JAXenter: What is the ideal testing strategy for companies? How do they sometimes fall short?
Mark Price: Ideally, a company should have different levels of testing. Staring with unit-testing, moving up to integration and acceptance testing, each level of testing being broader in scope than the previous one. If systems performance is a business goal, then it makes sense to test it alongside a product’s functional features.
All these tests should be part of a continuous integration strategy, so that failures and regressions can be caught quickly. One of the most important things is making the state of tests visible, so that trends can be identified and everyone is aware when something is broken.
JAXenter: What is a performance test harness? Why do companies need to have this as a part of their testing strategy?
Mark Price: A performance test harness is simply another type of test interaction that can be used to model user behaviour. It is typically focused on measuring how well the system performs under varying levels of load. Reporting of performance tests may be different than for functional tests; for instance, it may be difficult to define what constitutes a test failure.

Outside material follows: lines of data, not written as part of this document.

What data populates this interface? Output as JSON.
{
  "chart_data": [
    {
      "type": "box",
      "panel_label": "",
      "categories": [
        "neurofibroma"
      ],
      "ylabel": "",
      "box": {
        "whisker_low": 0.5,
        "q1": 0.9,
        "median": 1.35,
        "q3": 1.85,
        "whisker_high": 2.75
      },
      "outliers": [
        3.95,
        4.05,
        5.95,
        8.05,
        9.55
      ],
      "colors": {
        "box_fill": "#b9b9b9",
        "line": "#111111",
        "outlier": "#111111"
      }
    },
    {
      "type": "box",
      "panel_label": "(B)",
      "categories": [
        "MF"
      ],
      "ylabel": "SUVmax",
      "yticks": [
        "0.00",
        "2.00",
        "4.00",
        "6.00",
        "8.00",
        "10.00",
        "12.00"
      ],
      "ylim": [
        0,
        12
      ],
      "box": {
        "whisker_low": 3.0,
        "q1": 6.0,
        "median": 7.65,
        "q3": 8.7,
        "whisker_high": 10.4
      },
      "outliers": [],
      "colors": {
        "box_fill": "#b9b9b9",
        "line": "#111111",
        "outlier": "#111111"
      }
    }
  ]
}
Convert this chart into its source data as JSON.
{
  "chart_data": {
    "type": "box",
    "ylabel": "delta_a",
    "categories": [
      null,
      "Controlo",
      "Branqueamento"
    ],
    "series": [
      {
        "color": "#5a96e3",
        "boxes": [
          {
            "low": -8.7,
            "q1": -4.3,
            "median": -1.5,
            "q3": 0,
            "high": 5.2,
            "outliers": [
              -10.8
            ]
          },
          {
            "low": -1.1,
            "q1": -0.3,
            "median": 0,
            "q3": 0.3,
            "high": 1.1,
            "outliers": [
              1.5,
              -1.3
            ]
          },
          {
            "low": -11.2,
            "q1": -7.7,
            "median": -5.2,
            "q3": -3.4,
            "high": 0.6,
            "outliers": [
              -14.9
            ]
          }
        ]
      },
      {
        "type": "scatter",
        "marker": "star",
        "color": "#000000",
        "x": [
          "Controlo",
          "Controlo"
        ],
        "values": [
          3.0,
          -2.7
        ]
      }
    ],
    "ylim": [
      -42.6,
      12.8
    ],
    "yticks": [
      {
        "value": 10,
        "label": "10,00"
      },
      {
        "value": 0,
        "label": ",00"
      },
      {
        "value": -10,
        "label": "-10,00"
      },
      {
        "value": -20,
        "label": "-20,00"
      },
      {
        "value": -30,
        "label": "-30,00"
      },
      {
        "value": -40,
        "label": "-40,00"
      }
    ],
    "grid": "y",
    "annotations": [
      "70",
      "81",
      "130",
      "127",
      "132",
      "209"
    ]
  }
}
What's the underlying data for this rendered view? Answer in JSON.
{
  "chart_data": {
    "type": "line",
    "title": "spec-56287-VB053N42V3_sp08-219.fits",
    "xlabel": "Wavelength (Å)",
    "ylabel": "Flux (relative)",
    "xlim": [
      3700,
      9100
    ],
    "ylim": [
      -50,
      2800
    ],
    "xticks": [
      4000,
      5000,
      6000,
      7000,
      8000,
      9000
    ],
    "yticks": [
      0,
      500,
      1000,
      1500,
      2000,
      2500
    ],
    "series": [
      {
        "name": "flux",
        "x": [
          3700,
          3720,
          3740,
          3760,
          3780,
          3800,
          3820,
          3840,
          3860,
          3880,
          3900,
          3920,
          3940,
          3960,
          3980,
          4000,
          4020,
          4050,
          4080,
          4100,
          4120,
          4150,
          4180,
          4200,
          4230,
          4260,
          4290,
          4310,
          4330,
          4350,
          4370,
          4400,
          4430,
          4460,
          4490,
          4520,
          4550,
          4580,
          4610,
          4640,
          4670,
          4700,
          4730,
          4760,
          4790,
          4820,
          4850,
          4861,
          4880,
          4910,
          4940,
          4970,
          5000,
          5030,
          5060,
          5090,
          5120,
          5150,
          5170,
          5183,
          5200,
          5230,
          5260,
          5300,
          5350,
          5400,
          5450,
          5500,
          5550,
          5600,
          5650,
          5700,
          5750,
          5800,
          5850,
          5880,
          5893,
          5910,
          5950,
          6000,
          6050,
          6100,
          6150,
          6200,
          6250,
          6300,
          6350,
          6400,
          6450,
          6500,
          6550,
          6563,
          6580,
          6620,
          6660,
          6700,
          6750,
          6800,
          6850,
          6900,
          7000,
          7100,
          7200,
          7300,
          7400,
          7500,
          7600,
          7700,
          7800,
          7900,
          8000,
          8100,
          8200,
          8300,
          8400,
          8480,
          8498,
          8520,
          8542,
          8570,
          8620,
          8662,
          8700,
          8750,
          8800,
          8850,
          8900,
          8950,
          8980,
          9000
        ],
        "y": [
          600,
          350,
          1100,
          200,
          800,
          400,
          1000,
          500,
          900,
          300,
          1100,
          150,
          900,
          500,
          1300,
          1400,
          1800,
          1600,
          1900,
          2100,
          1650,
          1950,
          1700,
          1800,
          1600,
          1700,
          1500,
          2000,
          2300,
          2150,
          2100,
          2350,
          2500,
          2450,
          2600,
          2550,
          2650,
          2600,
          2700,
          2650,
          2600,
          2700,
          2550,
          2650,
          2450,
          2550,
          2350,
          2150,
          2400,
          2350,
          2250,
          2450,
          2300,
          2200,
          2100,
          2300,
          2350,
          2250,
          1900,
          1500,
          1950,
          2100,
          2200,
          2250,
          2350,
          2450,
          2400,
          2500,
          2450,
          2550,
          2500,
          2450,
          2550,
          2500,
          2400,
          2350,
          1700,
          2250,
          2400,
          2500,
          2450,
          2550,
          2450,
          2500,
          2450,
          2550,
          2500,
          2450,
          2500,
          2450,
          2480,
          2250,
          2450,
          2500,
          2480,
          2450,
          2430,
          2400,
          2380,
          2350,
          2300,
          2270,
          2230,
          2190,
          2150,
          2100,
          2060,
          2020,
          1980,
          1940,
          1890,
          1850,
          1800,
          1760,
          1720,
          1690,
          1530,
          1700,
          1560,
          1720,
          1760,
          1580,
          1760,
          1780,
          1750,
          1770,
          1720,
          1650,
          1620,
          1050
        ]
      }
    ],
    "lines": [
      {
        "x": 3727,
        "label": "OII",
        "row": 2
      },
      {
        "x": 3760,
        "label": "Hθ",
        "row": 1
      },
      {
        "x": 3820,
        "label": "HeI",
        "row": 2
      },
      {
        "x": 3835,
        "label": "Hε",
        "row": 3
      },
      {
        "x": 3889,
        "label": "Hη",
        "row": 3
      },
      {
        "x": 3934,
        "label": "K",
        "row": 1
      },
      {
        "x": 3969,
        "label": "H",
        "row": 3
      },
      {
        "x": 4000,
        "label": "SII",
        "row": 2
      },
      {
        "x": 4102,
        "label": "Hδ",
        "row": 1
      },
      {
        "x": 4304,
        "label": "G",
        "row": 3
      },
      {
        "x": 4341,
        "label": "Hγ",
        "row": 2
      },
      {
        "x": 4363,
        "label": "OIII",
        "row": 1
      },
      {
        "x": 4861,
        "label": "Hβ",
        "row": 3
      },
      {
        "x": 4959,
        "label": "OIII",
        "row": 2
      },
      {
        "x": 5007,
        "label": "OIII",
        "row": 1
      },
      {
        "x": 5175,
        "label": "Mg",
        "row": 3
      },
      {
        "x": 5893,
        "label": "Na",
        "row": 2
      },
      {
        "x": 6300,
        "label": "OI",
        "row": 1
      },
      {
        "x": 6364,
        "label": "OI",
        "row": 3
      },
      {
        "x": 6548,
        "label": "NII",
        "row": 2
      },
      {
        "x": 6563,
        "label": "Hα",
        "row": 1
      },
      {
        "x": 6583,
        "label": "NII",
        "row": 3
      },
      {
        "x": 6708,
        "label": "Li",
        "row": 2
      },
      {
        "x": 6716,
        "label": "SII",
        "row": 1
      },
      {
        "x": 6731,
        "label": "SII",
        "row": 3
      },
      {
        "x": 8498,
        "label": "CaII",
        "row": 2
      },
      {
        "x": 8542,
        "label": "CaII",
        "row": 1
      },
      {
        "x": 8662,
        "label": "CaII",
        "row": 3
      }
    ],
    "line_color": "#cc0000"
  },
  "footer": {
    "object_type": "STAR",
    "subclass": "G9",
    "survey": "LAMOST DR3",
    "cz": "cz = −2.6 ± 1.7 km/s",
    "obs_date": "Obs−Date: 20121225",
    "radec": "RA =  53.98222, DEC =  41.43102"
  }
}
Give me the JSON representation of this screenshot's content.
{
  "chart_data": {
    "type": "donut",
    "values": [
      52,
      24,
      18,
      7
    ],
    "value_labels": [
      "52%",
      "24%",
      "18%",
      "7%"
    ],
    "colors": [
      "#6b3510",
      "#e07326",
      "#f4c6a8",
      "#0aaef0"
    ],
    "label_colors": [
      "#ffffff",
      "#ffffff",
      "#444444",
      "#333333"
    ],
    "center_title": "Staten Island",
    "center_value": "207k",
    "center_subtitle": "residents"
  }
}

No business wants their product to fail when it suddenly becomes popular, so as part of capacity planning it is important to know how much load the system can handle. Having a test harness in place allows us to inform the business of how popular the product can become before there are going to be scaling issues. It also provides a platform for analysing and improving system performance in a safe environment, where experiments can be performed without worrying about affecting production systems.
JAXenter: How can we determine that the tests are reflecting what is actually happening accurately?
Mark Price: This is probably the starting point for building a test harness. First we need to understand how systems are being used in production, so some form of traffic analysis is required (e.g. looking at requests per second, distribution of request types, etc). While the test harness is being developed and run, we can analyse the traffic come from the harness, to make sure that it has the same “shape” as that which is seen in production. It’s also possible to automate this as an extra validation step to ensure that production traffic loads are not diverging from the test model.
JAXenter: What’s the biggest challenge in testing? How do you mitigate it?
Mark Price: Performance regressions are one of the hardest things to track down. Due to the duration of most performance tests (they may run for several minutes, or even hours), there is usually lots of change incorporated into each run. When a regression occurs, it is very useful to use something like ‘git bisect’ to track down the change that caused the regression. Sometimes, a regression is caused by a configuration change at the system level, so it is also important to have a record of any changes made external to the actual application (e.g. OS updates).
JAXenter: What can attendees expect from your workshop?
Mark Price: We will cover more detail about the whys and whats of performance testing, and look at techniques to ensure that we are accurately measuring system performance. Really trusting your tools (in this case a test-harness) involves understanding how they work at a very low level. The workshop covers the use of profilers and other monitoring tools, along with low-latency coding techniques that will result in a test-harness that can measure system performance down to the microsecond.